OpenAI è l'azienda dietro ChatGPT e i modelli GPT, ed è passata da laboratorio di ricerca senza scopo di lucro del 2015 a una delle imprese più influenti della tecnologia. Per chi fa marketing, rappresenta una nuova superficie importante per la visibilità: essere letti e citati dentro ChatGPT conta ora accanto al posizionamento nella ricerca classica.
Per agire su questo, assicurati che i crawler di OpenAI possano raggiungerti, struttura i contenuti per l'estrazione, e collega tutto questo a ChatGPT e agli OpenAI crawler. Usa gli strumenti di ricerca e pianificazione di Sorank per puntare alle domande che le persone pongono. Fonti di riferimento: Wikipedia, Britannica e OpenAI.
OpenAI è un'azienda statunitense di intelligenza artificiale fondata nel dicembre 2015. Costruisce la famiglia di grandi modelli linguistici GPT e distribuisce prodotti tra cui ChatGPT, il generatore di immagini DALL-E, il modello di riconoscimento vocale Whisper e lo strumento di programmazione Codex. La sua missione dichiarata è garantire che l'intelligenza artificiale generale vada a beneficio di tutta l'umanità.

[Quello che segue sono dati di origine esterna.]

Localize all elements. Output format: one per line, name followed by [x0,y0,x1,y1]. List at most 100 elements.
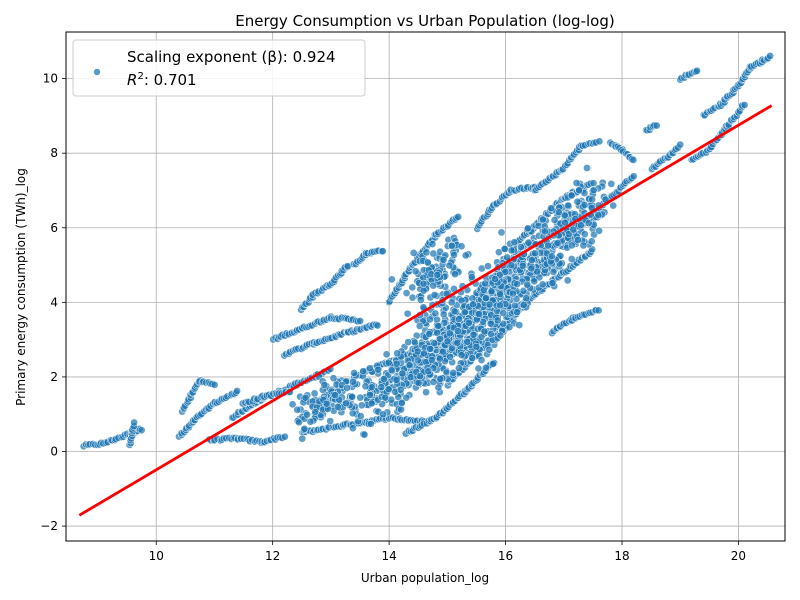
data-point [233,387,241,395]
data-point [413,356,422,365]
data-point [356,393,365,402]
data-point [434,383,443,392]
data-point [365,364,374,373]
data-point [311,408,320,416]
data-point [405,361,414,370]
data-point [469,330,478,339]
data-point [629,156,638,164]
data-point [357,401,366,410]
data-point [595,137,604,146]
data-point [548,279,557,287]
data-point [320,381,329,389]
data-point [359,367,368,376]
data-point [541,227,549,236]
x-tick-label: 14 [381,549,396,563]
data-point [513,280,522,288]
data-point [454,327,462,335]
data-point [439,310,448,319]
data-point [567,255,576,263]
data-point [629,172,638,181]
data-point [373,321,382,330]
data-point [374,365,383,374]
data-point [384,385,393,394]
x-tick-label: 12 [265,549,280,563]
data-point [588,195,596,204]
data-point [579,241,588,250]
data-point [130,418,138,427]
data-point [422,248,431,257]
data-point [499,309,508,317]
data-point [519,301,528,309]
data-point [445,329,454,338]
legend-box [72,39,366,97]
x-tick-label: 16 [498,549,513,563]
data-point [448,344,456,353]
data-point [349,424,357,433]
data-point [472,342,481,351]
data-point [507,246,516,255]
data-point [446,353,454,361]
data-point [482,294,490,303]
data-point [505,323,514,331]
data-point [310,389,319,398]
data-point [137,426,146,435]
data-point [547,204,555,213]
data-point [497,228,506,237]
r-squared-variable: R [127,71,137,89]
data-point [382,350,391,359]
data-point [482,363,490,372]
y-tick-label: 10 [43,72,58,86]
data-point [436,334,444,343]
data-point [396,385,405,394]
data-point [594,211,603,219]
data-point [583,164,591,172]
data-point [530,277,539,286]
data-point [303,410,311,419]
data-point [433,270,442,279]
data-point [577,221,585,230]
x-tick-label: 18 [614,549,629,563]
y-tick-label: 8 [50,146,58,160]
plot-frame [65,31,786,542]
data-point [527,264,536,273]
data-point [500,245,509,253]
data-point [349,377,357,386]
data-point [460,308,469,317]
y-axis-ticks: −2 0 2 4 6 8 10 [40,72,66,533]
data-point [348,392,356,401]
data-point [411,338,419,347]
data-point [538,280,547,289]
data-point [392,359,401,368]
data-point [554,208,563,217]
data-point [496,301,504,310]
data-point [417,296,425,304]
data-point [411,267,420,276]
data-point [595,226,603,235]
regression-fit-line [78,104,773,517]
data-point [587,237,596,246]
y-axis-label: Primary energy consumption (TWh)_log [14,168,28,406]
data-point [424,367,433,376]
data-point [408,283,417,292]
data-point [387,366,396,374]
data-point [343,384,351,392]
data-point [378,247,387,256]
data-point [550,216,559,224]
data-point [594,306,603,315]
data-point [398,369,407,378]
data-point [356,317,365,325]
data-point [402,393,411,402]
data-point [518,261,527,270]
data-point [419,286,428,295]
data-point [479,286,488,294]
r-squared-value: : 0.701 [144,71,197,89]
data-point [564,201,572,210]
scatter-points [79,52,774,451]
data-point [428,240,437,248]
data-point [397,405,405,414]
data-point [509,289,517,298]
data-point [392,376,401,384]
data-point [485,300,494,309]
data-point [544,241,552,250]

Poiché ChatGPT è diventato un luogo importante dove le persone pongono domande anziché usare un motore di ricerca, comparire nelle sue risposte è ora un canale di visibilità a sé. I crawler di OpenAI leggono il web per recuperare e citare contenuti, quindi essere accessibili e ben strutturati determina se il tuo marchio compaia. Questo è il cuore della generative engine optimization.
Consenti il crawler di ricerca di OpenAI nel robots.txt, evita di nascondere contenuti chiave dietro JavaScript, e mantieni i fatti importanti in testo semplice anziché in immagini. Usa un HTML semantico e pulito, rispondi alle domande in modo completo entro le prime centinaia di parole, e aggiungi markup schema. La ricerca suggerisce che aggiungere statistiche e citazioni di fonti può migliorare ciascuno la visibilità AI di circa il 30-40 percento.